Listen to the WND/Radio America interview with Grace-Marie Turner:
While many on the right see the legislation as a significant improvement over the status quo, some changes must be made if Republican leaders want the votes needed to pass it. Sens. Ted Cruz, R-Texas; Mike Lee, R-Utah; Rand Paul, R-Ky.; and Ron Johnson, R-Wisc., say they cannot back the bill in its present form because it doesn’t do what the GOP promised to do the past four election cycles.
“Currently, for a variety of reasons, we are not ready to vote for this bill, but we are open to negotiation and obtaining more information before it is brought to the floor,” the senators said in a joint statement.
“There are provisions in this draft that represent an improvement to our current health-care system, but it does not appear this draft as written will accomplish the most important promise that we made to Americans: to repeal Obamacare and lower their health-care costs,” they added.
Turner said she is encouraged by the language of the statement and expects their concerns to result in a stronger bill.
“I think the leadership knows they are going to have to make tweaks and adjustments to this bill,” she said. “Fortunately, we’re now sort of out of the policy realm, and we’re in the vote-buying realm. ‘What do you need, Sen. Paul? What do you need, Sen. Johnson, etc., to be able to vote for this bill?”
Turner continued, “We saw on the House side they made it better when people started to push back strongly.”
She also said the underlying arguments from the four senators are spot on, but the parameters for moving this legislation make things more complicated.
“They are right that we’ve got to do more to get costs down and to give people more choices. But they’re also so constrained by this process they have to go through, this reconciliation process, to be able to pass this with 51 votes, means that everything in the bill has to directly pertain to federal spending and federal taxation,” Turner said.
“That means that it’s really hard to get to the regulatory structures through this bill, which is why I think we need to think about this as a first step – breaking the logjam – so we can begin a process of making changes that effect this one-sixth of our economy so that we can begin to move forward to give people the choices that they want. But we can’t do it on the Obamacare platform.”
Turner said with Medicare and Medicaid on the books, the conservative goal of wrenching health care away from the clutches of government will remain just that. However, she said the key provisions allowing more latitude to the states is a major step in that direction.
“There’s always going to be a federal footprint,” Turner said. “The question is whether it’s Bigfoot and it crushes the health sector or whether it has an appropriate footprint of helping people in need while allowing the private market to work.”
The greatest howls of protest came from Democrats, who denounced the bill as cruel and likely to kill many people the moment it was released.

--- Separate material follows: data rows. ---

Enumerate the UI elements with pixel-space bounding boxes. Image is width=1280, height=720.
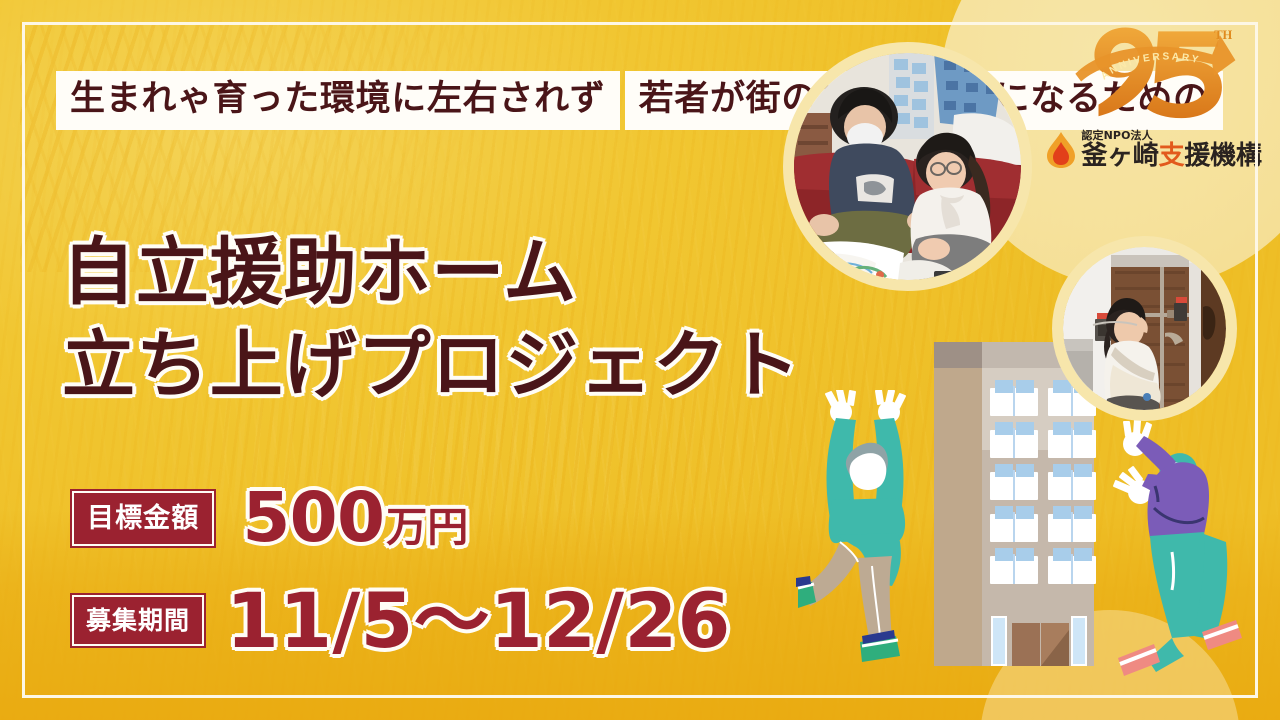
person-waving-illustration xyxy=(1098,400,1258,694)
kicker-line-1: 生まれゃ育った環境に左右されず xyxy=(56,71,620,130)
organization-name-row: 認定NPO法人 釜ヶ崎支援機構 xyxy=(1054,130,1254,169)
organization-text: 認定NPO法人 釜ヶ崎支援機構 xyxy=(1081,130,1261,169)
flame-icon xyxy=(1046,131,1076,169)
goal-amount-number: 500 xyxy=(242,487,384,550)
goal-amount-badge: 目標金額 xyxy=(72,491,214,546)
campaign-poster: 生まれゃ育った環境に左右されず 若者が街のプレイヤーになるための 自立援助ホーム… xyxy=(0,0,1280,720)
photo-main-inner xyxy=(794,53,1021,280)
org-name-part-b: 援機構 xyxy=(1184,141,1261,171)
period-value: 11/5〜12/26 xyxy=(226,586,731,656)
organization-name: 釜ヶ崎支援機構 xyxy=(1081,143,1261,169)
photo-sub-inner xyxy=(1063,247,1226,410)
period-badge: 募集期間 xyxy=(72,595,204,646)
main-title: 自立援助ホーム 立ち上げプロジェクト xyxy=(62,226,801,413)
organization-prefix: 認定NPO法人 xyxy=(1081,130,1261,141)
kicker-headline-group: 生まれゃ育った環境に左右されず 若者が街のプレイヤーになるための xyxy=(56,57,1223,130)
goal-amount-unit: 万円 xyxy=(386,509,468,547)
photo-two-people-on-sofa xyxy=(783,42,1032,291)
main-title-line-1: 自立援助ホーム xyxy=(62,226,801,319)
period-row: 募集期間 11/5〜12/26 xyxy=(72,586,731,656)
anniversary-25th-icon: TH ANNIVERSARY xyxy=(1058,14,1251,122)
goal-amount-value: 500 万円 xyxy=(242,487,468,550)
org-name-part-a: 釜ヶ崎 xyxy=(1081,141,1158,171)
goal-amount-row: 目標金額 500 万円 xyxy=(72,487,468,550)
person-jumping-illustration xyxy=(796,390,936,684)
photo-woman-at-apartment-door xyxy=(1052,236,1237,421)
organization-logo-block: TH ANNIVERSARY 認定NPO法人 釜ヶ崎支援機構 xyxy=(1054,14,1254,169)
main-title-line-2: 立ち上げプロジェクト xyxy=(62,319,801,412)
svg-text:TH: TH xyxy=(1214,28,1232,42)
org-name-highlight: 支 xyxy=(1159,141,1185,171)
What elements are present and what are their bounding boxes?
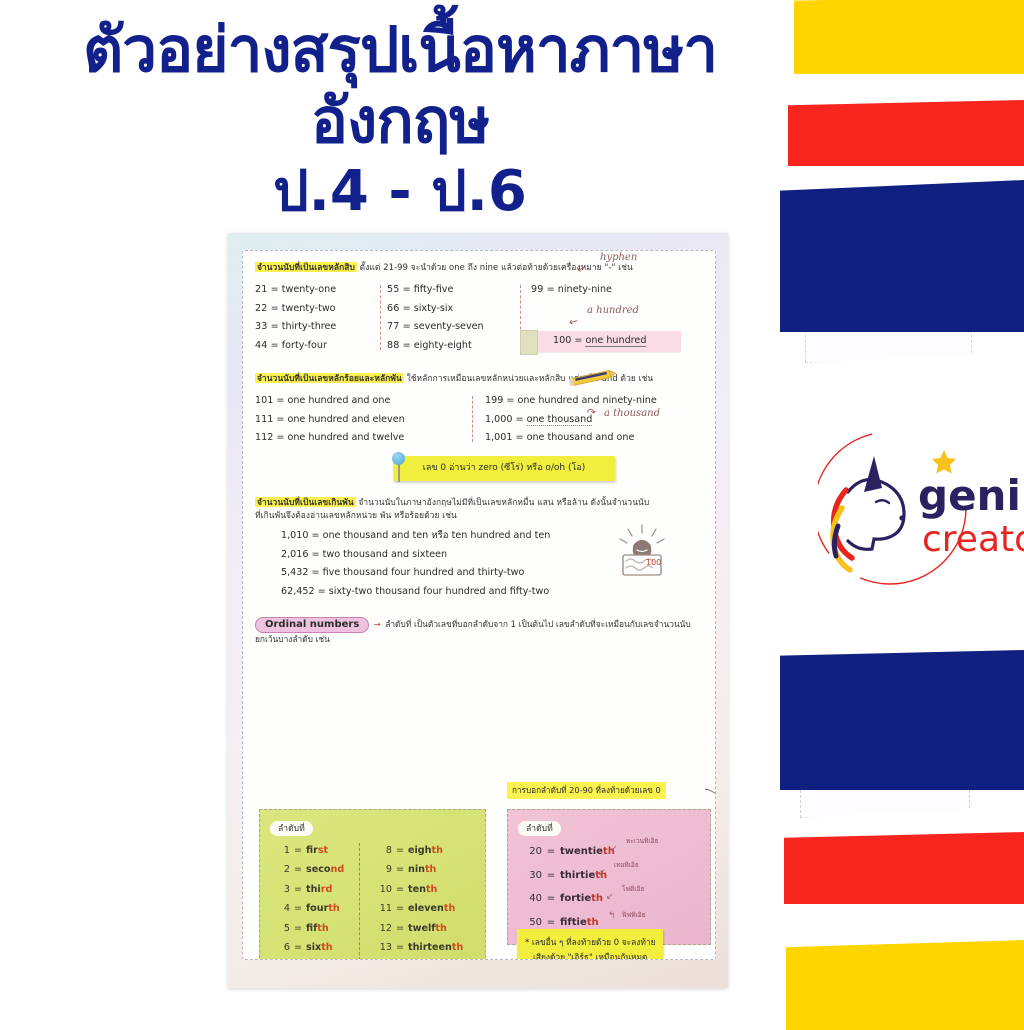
pink-table-body: 20=twentieth 30=thirtieth 40=fortieth 50… xyxy=(518,840,700,934)
genius-creators-logo: genius creators xyxy=(818,430,1024,590)
ordinal-row: 5=fifth xyxy=(270,919,364,938)
section-1-column-1: 21 = twenty-one 22 = twenty-two 33 = thi… xyxy=(255,281,387,356)
a-thousand-annotation: a thousand xyxy=(604,408,660,419)
section-3-desc-1: จำนวนนับในภาษาอังกฤษไม่มีที่เป็นเลขหลักห… xyxy=(358,497,649,507)
hyphen-annotation: hyphen xyxy=(600,252,637,263)
slide-title-block: ตัวอย่างสรุปเนื้อหาภาษาอังกฤษ ป.4 - ป.6 xyxy=(0,14,800,222)
flag-stripe-navy-bottom xyxy=(780,650,1024,790)
section-1-heading: จำนวนนับที่เป็นเลขหลักสิบ ตั้งแต่ 21-99 … xyxy=(255,261,705,274)
section-1-highlight: จำนวนนับที่เป็นเลขหลักสิบ xyxy=(255,262,357,272)
flag-stripe-yellow-bottom xyxy=(786,940,1024,1030)
ordinal-row: 2=second xyxy=(270,860,364,879)
a-thousand-arrow-icon: ↷ xyxy=(586,405,597,419)
title-line-1: ตัวอย่างสรุปเนื้อหาภาษาอังกฤษ xyxy=(0,14,800,157)
a-hundred-arrow-icon: ↙ xyxy=(566,314,580,330)
ordinal-row: 11=eleventh xyxy=(372,899,467,918)
green-table-col-left: 1=first 2=second 3=third 4=fourth 5=fift… xyxy=(270,841,364,960)
section-2-highlight: จำนวนนับที่เป็นเลขหลักร้อยและหลักพัน xyxy=(255,373,404,383)
number-item: 99 = ninety-nine xyxy=(527,281,705,300)
star-icon xyxy=(932,450,956,474)
highlight-tab xyxy=(520,330,538,355)
pink-table-header-tag: การบอกลำดับที่ 20-90 ที่ลงท้ายด้วยเลข 0 xyxy=(507,782,666,799)
section-3-highlight: จำนวนนับที่เป็นเลขเกินพัน xyxy=(255,497,356,507)
number-item: 55 = fifty-five xyxy=(387,281,527,300)
number-item: 77 = seventy-seven xyxy=(387,318,527,337)
section-2-heading: จำนวนนับที่เป็นเลขหลักร้อยและหลักพัน ใช้… xyxy=(255,372,705,385)
pencil-icon xyxy=(568,364,619,392)
number-item: 66 = sixty-six xyxy=(387,300,527,319)
green-table-body: 1=first 2=second 3=third 4=fourth 5=fift… xyxy=(270,841,475,960)
slide-canvas: ตัวอย่างสรุปเนื้อหาภาษาอังกฤษ ป.4 - ป.6 … xyxy=(0,0,1024,1024)
title-line-2: ป.4 - ป.6 xyxy=(0,161,800,223)
section-3-desc-2: ที่เกินพันจึงต้องอ่านเลขหลักหน่วย พัน หร… xyxy=(255,510,457,520)
flag-stripe-yellow-top xyxy=(794,0,1024,74)
student-doodle-icon: 100 xyxy=(613,523,671,585)
thai-pronunciation: ฟิฟทิเอิธ xyxy=(622,910,646,920)
section-3-desc-2-wrap: ที่เกินพันจึงต้องอ่านเลขหลักหน่วย พัน หร… xyxy=(255,509,705,522)
green-table-col-right: 8=eighth 9=ninth 10=tenth 11=eleventh 12… xyxy=(364,841,467,960)
ordinal-green-table: ลำดับที่ 1=first 2=second 3=third 4=four… xyxy=(259,809,486,960)
footnote-note: * เลขอื่น ๆ ที่ลงท้ายด้วย 0 จะลงท้าย เสี… xyxy=(517,929,663,960)
ordinal-row: 12=twelfth xyxy=(372,919,467,938)
zero-sticky-note: เลข 0 อ่านว่า zero (ซีโร่) หรือ o/oh (โอ… xyxy=(393,456,615,481)
svg-text:100: 100 xyxy=(646,558,661,567)
number-item: 88 = eighty-eight xyxy=(387,337,527,356)
thai-pronunciation: เทอทิเอิธ xyxy=(614,860,639,870)
section-2-column-2: 199 = one hundred and ninety-nine 1,000 … xyxy=(479,392,705,448)
ordinal-row: 20=twentieth xyxy=(518,840,700,864)
ordinal-row: 8=eighth xyxy=(372,841,467,860)
ordinal-row: 3=third xyxy=(270,880,364,899)
thai-arrow-icon: ↰ xyxy=(608,910,616,921)
section-1-desc: ตั้งแต่ 21-99 จะนำด้วย one ถึง nine แล้ว… xyxy=(360,262,633,272)
ordinal-row: 7=seventh xyxy=(270,957,364,960)
ordinal-row: 30=thirtieth xyxy=(518,864,700,888)
ordinal-pink-table: ลำดับที่ 20=twentieth 30=thirtieth 40=fo… xyxy=(507,809,711,945)
thai-arrow-icon: ↙ xyxy=(598,867,606,878)
worksheet-page: จำนวนนับที่เป็นเลขหลักสิบ ตั้งแต่ 21-99 … xyxy=(228,233,728,988)
zero-note-text: เลข 0 อ่านว่า zero (ซีโร่) หรือ o/oh (โอ… xyxy=(397,461,611,475)
zero-note-wrap: เลข 0 อ่านว่า zero (ซีโร่) หรือ o/oh (โอ… xyxy=(255,452,705,486)
section-2-columns: 101 = one hundred and one 111 = one hund… xyxy=(255,392,705,448)
svg-text:genius: genius xyxy=(918,471,1024,520)
ordinal-row: 4=fourth xyxy=(270,899,364,918)
ordinal-numbers-pill: Ordinal numbers xyxy=(255,617,369,633)
one-hundred-row: 100 = one hundred xyxy=(553,335,646,346)
number-item: 1,001 = one thousand and one xyxy=(485,429,705,448)
ordinal-row: 6=sixth xyxy=(270,938,364,957)
ordinal-arrow-icon: → xyxy=(374,619,381,629)
one-hundred-highlight-strip: 100 = one hundred xyxy=(531,331,681,352)
pin-stem xyxy=(398,462,400,482)
green-table-caption: ลำดับที่ xyxy=(270,821,313,836)
pink-table-caption: ลำดับที่ xyxy=(518,821,561,836)
section-2-column-1: 101 = one hundred and one 111 = one hund… xyxy=(255,392,479,448)
number-item: 33 = thirty-three xyxy=(255,318,387,337)
flag-stripe-red-top xyxy=(788,100,1024,166)
worksheet-content: จำนวนนับที่เป็นเลขหลักสิบ ตั้งแต่ 21-99 … xyxy=(255,261,705,953)
ordinal-row: 1=first xyxy=(270,841,364,860)
ordinal-row: 19=nineteenth xyxy=(372,957,467,960)
ordinal-desc-1: ลำดับที่ เป็นตัวเลขที่บอกลำดับจาก 1 เป็น… xyxy=(385,619,690,629)
ordinal-desc-2: ยกเว้นบางลำดับ เช่น xyxy=(255,633,705,646)
thai-arrow-icon: ↙ xyxy=(606,891,614,902)
unicorn-icon xyxy=(833,456,905,570)
thai-pronunciation: โฟติเอิธ xyxy=(622,884,644,894)
number-item: 111 = one hundred and eleven xyxy=(255,411,479,430)
number-item: 44 = forty-four xyxy=(255,337,387,356)
number-item: 112 = one hundred and twelve xyxy=(255,429,479,448)
worksheet-inner-frame: จำนวนนับที่เป็นเลขหลักสิบ ตั้งแต่ 21-99 … xyxy=(242,250,716,960)
section-1-column-2: 55 = fifty-five 66 = sixty-six 77 = seve… xyxy=(387,281,527,356)
section-1-column-3: 99 = ninety-nine a hundred ↙ 100 = one h… xyxy=(527,281,705,356)
thai-arrow-icon: ↙ xyxy=(610,843,618,854)
flag-stripe-red-bottom xyxy=(784,832,1024,904)
section-3-heading: จำนวนนับที่เป็นเลขเกินพัน จำนวนนับในภาษา… xyxy=(255,496,705,509)
number-item: 22 = twenty-two xyxy=(255,300,387,319)
number-item: 62,452 = sixty-two thousand four hundred… xyxy=(281,583,705,602)
number-item: 101 = one hundred and one xyxy=(255,392,479,411)
number-item: 21 = twenty-one xyxy=(255,281,387,300)
a-hundred-annotation: a hundred xyxy=(587,305,639,316)
ordinal-row: 13=thirteenth xyxy=(372,938,467,957)
ordinal-row: 9=ninth xyxy=(372,860,467,879)
ordinal-heading: Ordinal numbers → ลำดับที่ เป็นตัวเลขที่… xyxy=(255,614,705,633)
section-3-rows: 1,010 = one thousand and ten หรือ ten hu… xyxy=(255,527,705,602)
pushpin-icon xyxy=(392,452,405,465)
section-1-columns: 21 = twenty-one 22 = twenty-two 33 = thi… xyxy=(255,281,705,356)
svg-text:creators: creators xyxy=(922,519,1024,560)
flag-stripe-navy-top xyxy=(780,180,1024,332)
ordinal-row: 10=tenth xyxy=(372,880,467,899)
thai-pronunciation: ทะเวนทิเอิธ xyxy=(626,836,658,846)
footnote-line-2: เสียงด้วย "เอิร์ธ" เหมือนกันหมด xyxy=(525,950,655,960)
footnote-line-1: * เลขอื่น ๆ ที่ลงท้ายด้วย 0 จะลงท้าย xyxy=(525,935,655,950)
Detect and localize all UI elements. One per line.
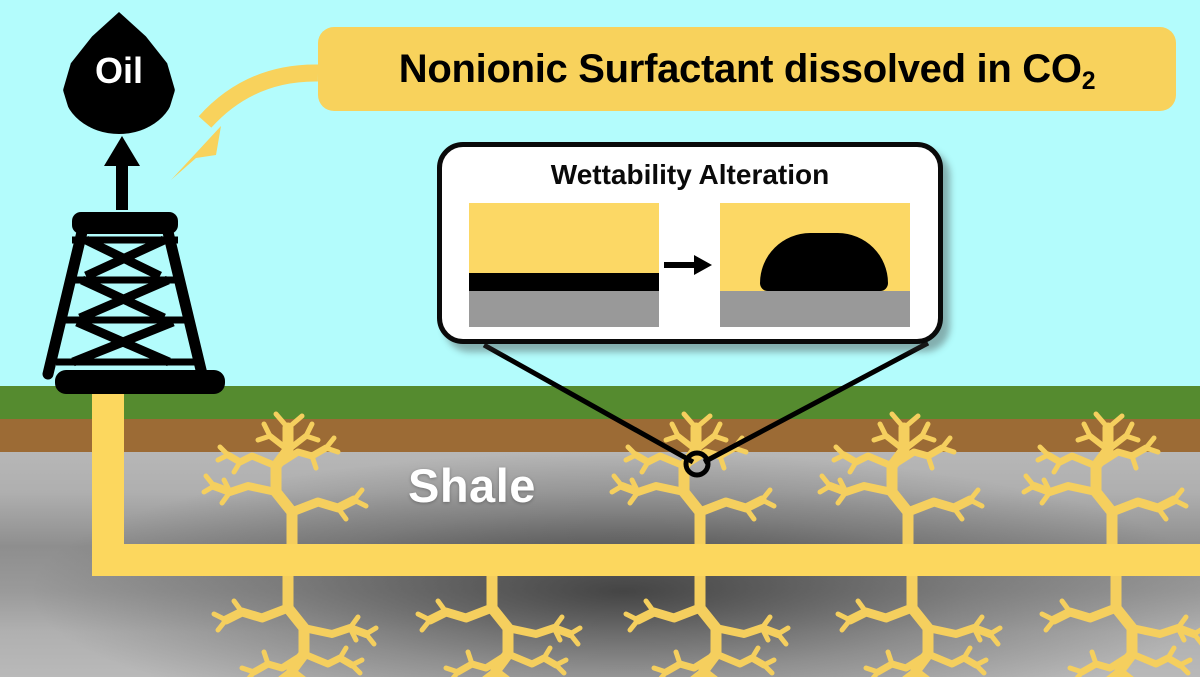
fracture-network-lower (214, 572, 1200, 677)
banner-text-main: Nonionic Surfactant dissolved in CO (399, 47, 1082, 91)
oil-drop-label: Oil (63, 50, 175, 92)
callout-leader-lines (484, 343, 928, 475)
panel-before-oil-film (469, 273, 659, 291)
oil-derrick (48, 212, 225, 394)
oil-drop-icon: Oil (63, 12, 175, 134)
panel-after-alteration (720, 203, 910, 327)
panel-before-alteration (469, 203, 659, 327)
figure-canvas: Shale Oil Nonionic Surfactant dissolved … (0, 0, 1200, 677)
wettability-inset-card: Wettability Alteration (437, 142, 943, 344)
fracture-network-upper (204, 414, 1186, 548)
inset-title: Wettability Alteration (442, 159, 938, 191)
transition-arrow-icon (664, 251, 714, 279)
banner-text: Nonionic Surfactant dissolved in CO2 (399, 47, 1095, 92)
surfactant-banner: Nonionic Surfactant dissolved in CO2 (318, 27, 1176, 111)
inset-panels (442, 203, 938, 331)
panel-after-rock (720, 291, 910, 327)
shale-label: Shale (408, 458, 536, 513)
oil-up-arrow-icon (104, 136, 140, 210)
panel-before-rock (469, 291, 659, 327)
surfactant-injection-arrow-icon (171, 73, 318, 180)
banner-text-subscript: 2 (1082, 68, 1096, 95)
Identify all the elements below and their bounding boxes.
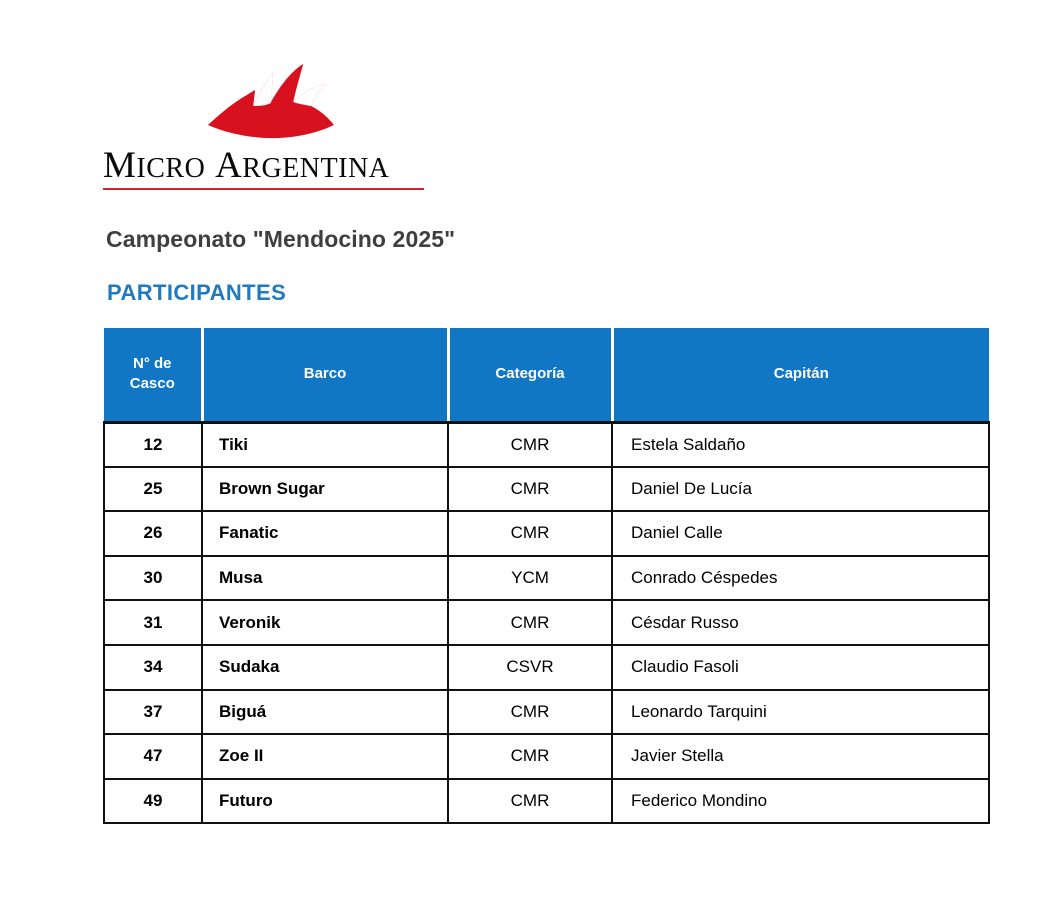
cell-casco: 49 [104,779,202,824]
cell-categoria: YCM [448,556,612,601]
cell-categoria: CMR [448,779,612,824]
table-row: 25Brown SugarCMRDaniel De Lucía [104,467,989,512]
cell-barco: Biguá [202,690,448,735]
table-row: 31VeronikCMRCésdar Russo [104,600,989,645]
cell-capitan: Claudio Fasoli [612,645,989,690]
cell-capitan: Leonardo Tarquini [612,690,989,735]
column-header-barco: Barco [202,328,448,422]
cell-capitan: Javier Stella [612,734,989,779]
cell-barco: Futuro [202,779,448,824]
page-title: Campeonato "Mendocino 2025" [106,226,455,253]
wordmark-argentina-rest: RGENTINA [242,153,389,184]
cell-capitan: Césdar Russo [612,600,989,645]
cell-barco: Veronik [202,600,448,645]
cell-categoria: CMR [448,422,612,467]
table-row: 49FuturoCMRFederico Mondino [104,779,989,824]
cell-barco: Sudaka [202,645,448,690]
table-row: 30MusaYCMConrado Céspedes [104,556,989,601]
section-heading-participantes: PARTICIPANTES [107,280,286,306]
wordmark-micro-initial: M [103,145,136,186]
cell-barco: Zoe II [202,734,448,779]
cell-categoria: CMR [448,467,612,512]
cell-barco: Tiki [202,422,448,467]
cell-casco: 25 [104,467,202,512]
table-row: 26FanaticCMRDaniel Calle [104,511,989,556]
cell-capitan: Estela Saldaño [612,422,989,467]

“That sort of tells me they were against it before they even knew what was in it,” Turner said.
While fully aware of the partisan divide in Washington and the Democrats’ intention to defend President Obama’s signature domestic achievement, Turner is stunned that Democrats are fine with what Obamacare is doing to health care right now.
“Are they really defending Obamacare, that has caused health insurance costs to double for an individual since the year before this law was passed, 140 percent higher for families? You have many counties that are at risk of having no options for people to use. Obamacare has not worked,” Turner said.
“There have been no changes in any meaningful way, other than one regulation, for the Trump administration or this Congress to precipitate this,” she said. “This is failing of its own right.”
Given the current numbers in the Senate, Turner believes this legislation is about the best the GOP can do on its own and that lawmakers must act.
“This is a rescue effort, and they’ve got to get this done,” she said.